И из всего этого, как из рога изобилия, почти помимо воли автора, посыпался «Вавилон».
Вообще-то автору не к лицу объяснять, «что он хотел сказать» своим сочинением. Да и не всегда он, автор, это сам понимает. Но все-таки влезу с одним комментарием. «Вавилон» — не чернуха и не депрессуха. По большому счету, это те следы, которые были оставлены тихо отползающим от чернухи человеком. Сказать — «бодро отходящим» — не посмею, именно «отползающим».
Куда? А туда, где жизнь прекрасна. Где жива настоящая любовь, где не страшит свобода, где бессильна смерть, где по лазурной изразцовой дороге величаво бредут, чередуясь, тучные быки и роскошные воины с заплетенными в косички бородами...
Навеки Ваш
Автор
Пиф пила кофе у себя на кухне — босая, в одной футболке на голое тело. Ходики оглушительно тикали и время от времени испускали утробное ворчание. Сквозь пыльные, два года не мытые окна, сочился солнечный свет.
Стояло лето, такое жаркое в городе, что каждый вдох грозил удушить. Поэтому Пиф вздыхала осторожно, в несколько приемов.
Ей предстояло дежурство, и она заранее готовилась к томительному отсиживанию суток в Оракуле. Но с этим ничего нельзя поделать: регулярные суточные дежурства особо оговорены в контракте, который она подмахнула полтора года назад.
Встала, поставила новую порцию кофе. Залезла с ногами на подоконник, высунулась в окно, насвистывая:
Assyrische Soldaten
Tag und Nacht marschieren,
Assyrische Soldaten
Niе kapitulieren...
Ашшурские солдаты
День и ночь в пути,
Ашшурского солдата
Никто не победит...
Посидев с пять минут, Пиф услышала, как за спиной шипит, выкипая, кофе.
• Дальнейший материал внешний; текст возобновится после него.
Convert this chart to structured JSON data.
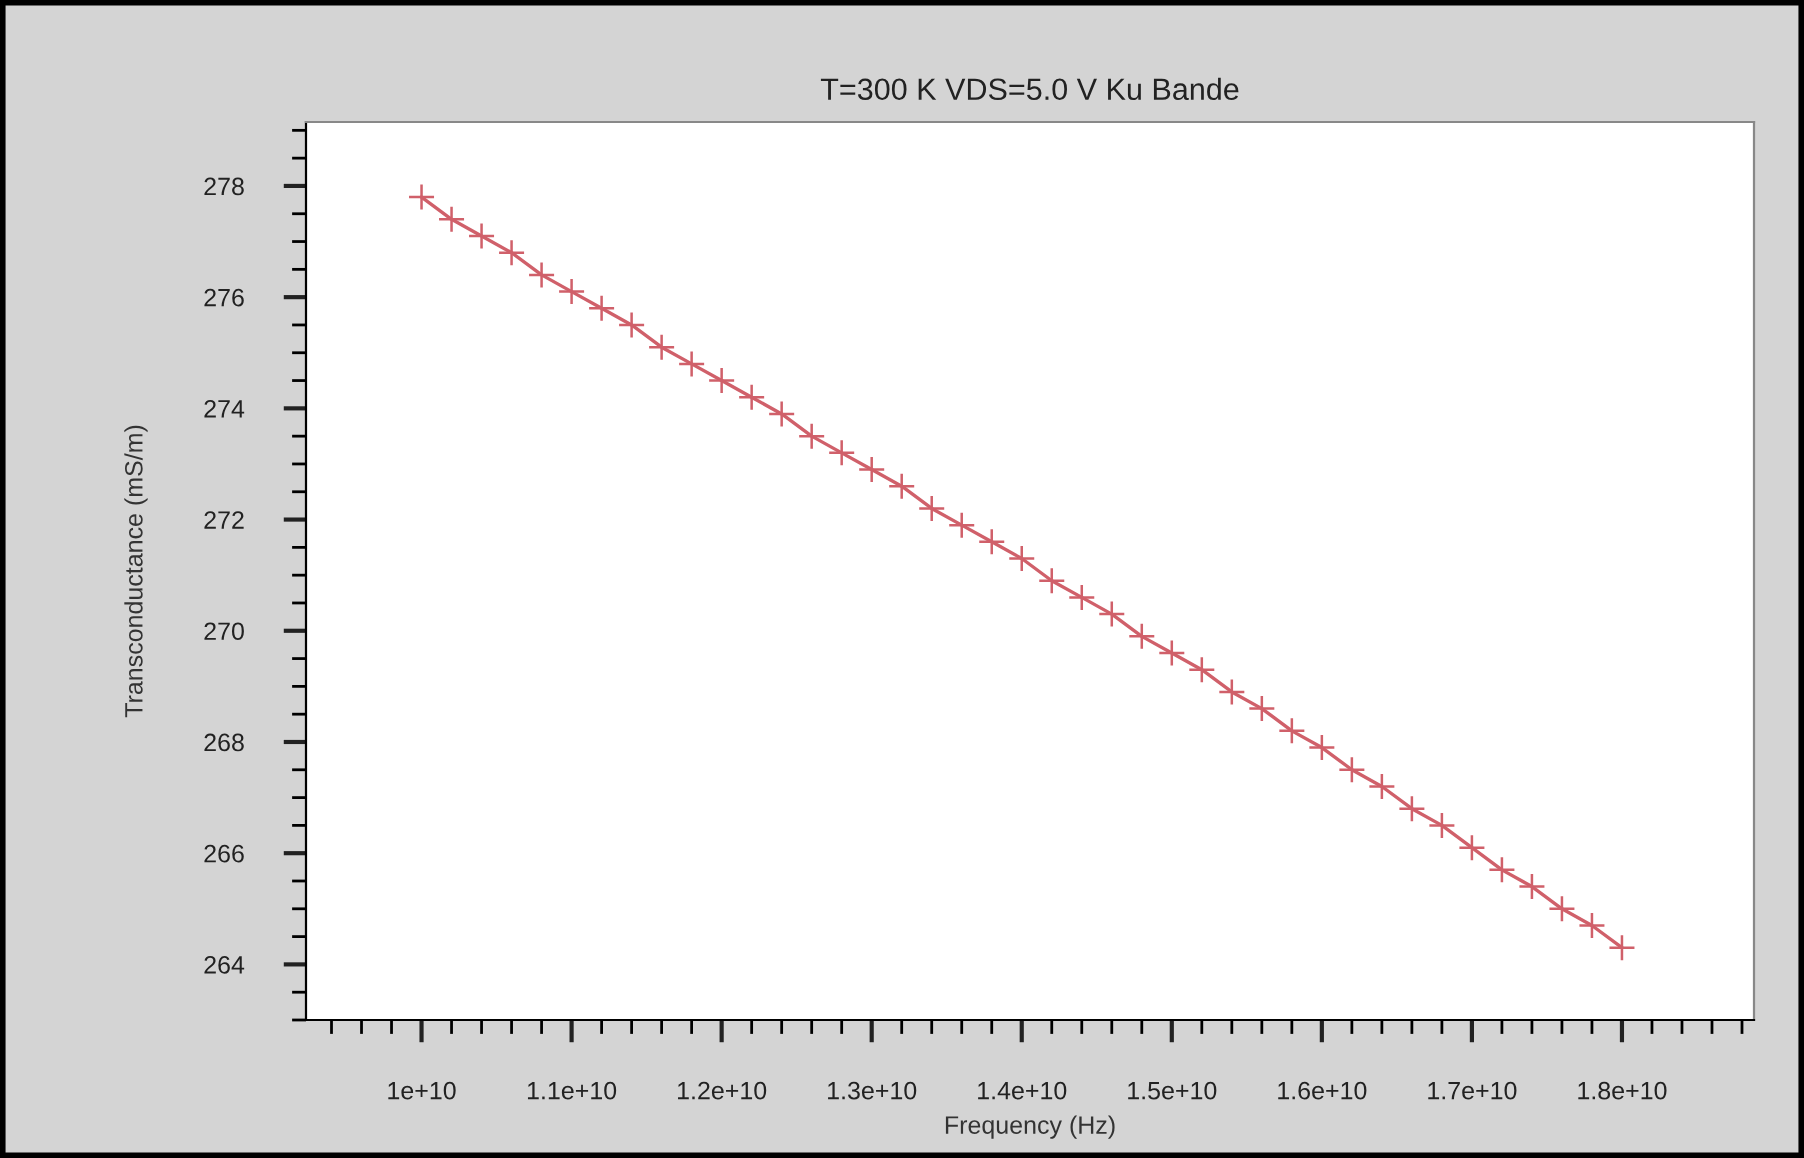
{
  "chart_data": {
    "type": "line",
    "title": "T=300 K VDS=5.0 V Ku Bande",
    "xlabel": "Frequency (Hz)",
    "ylabel": "Transconductance (mS/m)",
    "x": [
      10000000000.0,
      10200000000.0,
      10400000000.0,
      10600000000.0,
      10800000000.0,
      11000000000.0,
      11200000000.0,
      11400000000.0,
      11600000000.0,
      11800000000.0,
      12000000000.0,
      12200000000.0,
      12400000000.0,
      12600000000.0,
      12800000000.0,
      13000000000.0,
      13200000000.0,
      13400000000.0,
      13600000000.0,
      13800000000.0,
      14000000000.0,
      14200000000.0,
      14400000000.0,
      14600000000.0,
      14800000000.0,
      15000000000.0,
      15200000000.0,
      15400000000.0,
      15600000000.0,
      15800000000.0,
      16000000000.0,
      16200000000.0,
      16400000000.0,
      16600000000.0,
      16800000000.0,
      17000000000.0,
      17200000000.0,
      17400000000.0,
      17600000000.0,
      17800000000.0,
      18000000000.0
    ],
    "series": [
      {
        "color": "#d0606a",
        "values": [
          277.8,
          277.4,
          277.1,
          276.8,
          276.4,
          276.1,
          275.8,
          275.5,
          275.1,
          274.8,
          274.5,
          274.2,
          273.9,
          273.5,
          273.2,
          272.9,
          272.6,
          272.2,
          271.9,
          271.6,
          271.3,
          270.9,
          270.6,
          270.3,
          269.9,
          269.6,
          269.3,
          268.9,
          268.6,
          268.2,
          267.9,
          267.5,
          267.2,
          266.8,
          266.5,
          266.1,
          265.7,
          265.4,
          265.0,
          264.7,
          264.3
        ]
      }
    ],
    "xlim": [
      9230000000.0,
      18880000000.0
    ],
    "ylim": [
      263.0,
      279.15
    ],
    "xticks": [
      {
        "value": 10000000000.0,
        "label": "1e+10"
      },
      {
        "value": 11000000000.0,
        "label": "1.1e+10"
      },
      {
        "value": 12000000000.0,
        "label": "1.2e+10"
      },
      {
        "value": 13000000000.0,
        "label": "1.3e+10"
      },
      {
        "value": 14000000000.0,
        "label": "1.4e+10"
      },
      {
        "value": 15000000000.0,
        "label": "1.5e+10"
      },
      {
        "value": 16000000000.0,
        "label": "1.6e+10"
      },
      {
        "value": 17000000000.0,
        "label": "1.7e+10"
      },
      {
        "value": 18000000000.0,
        "label": "1.8e+10"
      }
    ],
    "yticks": [
      264,
      266,
      268,
      270,
      272,
      274,
      276,
      278
    ],
    "marker": "cross",
    "grid": false,
    "legend": false
  }
}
Пиф сползла с подоконника, выключила газ. Наполнила, не споласкивая, чашку второй порцией. Когда кофе сбежит, остатки горчее, чем обычно. Весь аромат на плите, среди засохших макарон и старой суповой лужи. Лужа давняя, пошла трещинами, как степь в пору засухи.
Но вот и вторая чашка допита. Теперь — одеться в белое, до земли, платье, убрать волосы под покрывало, синее с белой полосой. Очки с толстыми стеклами придают этому архаическому одеянию совершенно идиотский вид. Но без очков Пиф почти ничего не видела.